Trip boss Don Bircham, former CEO of Wrexham, said the star duo’s takeover was “beyond anyone’s wildest dreams”.
He adds: “It put the city of football not just on the UK map, but on the world map. The city benefited from the exposure, businesses benefited from the volume of people in town.
“You can’t get a ticket for love or money because now there are 10,000 people at every home game and when they build the new stand we could be talking about 15,000.
“They’re all coming to town, they’re all eating, they’re all drinking, and they’re all having fun.”
And it’s not just neighbors flocking to town, Americans and Canadians in particular have made the trip, including actor Will Ferrell who walked into The Turf pub, run by Wayne Jones, to a pre-match pint when he visited last month.

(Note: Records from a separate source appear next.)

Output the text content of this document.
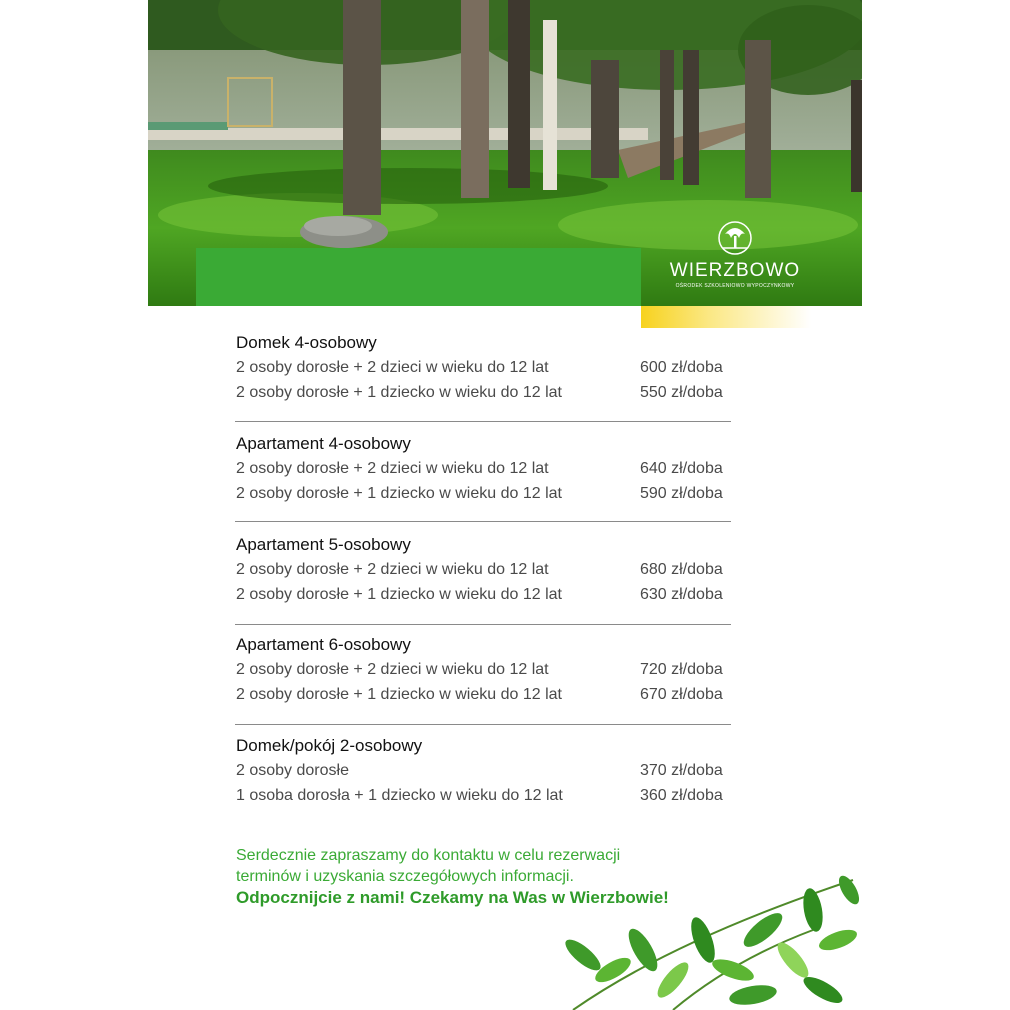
WIERZBOWO
OŚRODEK SZKOLENIOWO WYPOCZYNKOWY
Domek 4-osobowy
2 osoby dorosłe + 2 dzieci w wieku do 12 lat	600 zł/doba
2 osoby dorosłe + 1 dziecko w wieku do 12 lat	550 zł/doba
Apartament 4-osobowy
2 osoby dorosłe + 2 dzieci w wieku do 12 lat	640 zł/doba
2 osoby dorosłe + 1 dziecko w wieku do 12 lat	590 zł/doba
Apartament 5-osobowy
2 osoby dorosłe + 2 dzieci w wieku do 12 lat	680 zł/doba
2 osoby dorosłe + 1 dziecko w wieku do 12 lat	630 zł/doba
Apartament 6-osobowy
2 osoby dorosłe + 2 dzieci w wieku do 12 lat	720 zł/doba
2 osoby dorosłe + 1 dziecko w wieku do 12 lat	670 zł/doba
Domek/pokój 2-osobowy
2 osoby dorosłe	370 zł/doba
1 osoba dorosła + 1 dziecko w wieku do 12 lat	360 zł/doba
Serdecznie zapraszamy do kontaktu w celu rezerwacji
terminów i uzyskania szczegółowych informacji.
Odpocznijcie z nami! Czekamy na Was w Wierzbowie!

40-year-old fan Rob Clarke runs Mad4Movies in historic Wrexham Butcher’s Market and appears in the first series of Welcome To Wrexham.
“Americans, a few Canadians, a Japanese girl found me on a game day,” he said.
“We have struggled since Covid. It gave everyone a boost. When Wrexham is doing well, there’s always been a bit of a buzz and it’s so amplified.
Michael Starkey, 36, a financial adviser from southern Alabama, is another American fan who hopes to play the next game against Boreham Wood.
He says: “I went down the rabbit hole shortly after seeing that the takeover had taken place.
“I watched all the YouTube videos I could on Wrexham, listened to all the podcasts and immersed myself not only in the club, but also in the history and culture. It has become such an important part of my life.
“Fingers crossed, toes crossed, I’m coming next weekend.
“Rob sent me a message on Twitter, which was amazing and very surreal, thanking me for following and supporting the team.
“I will just say that he and the people around him are helping me at Wrexham a lot sooner than expected.
“If my passport arrives in time, it will change my life.
“Meeting the fans I have small friendships with – I’ve had people send me match schedules from 30 years ago and Wrexham Lager – words can’t do him justice.”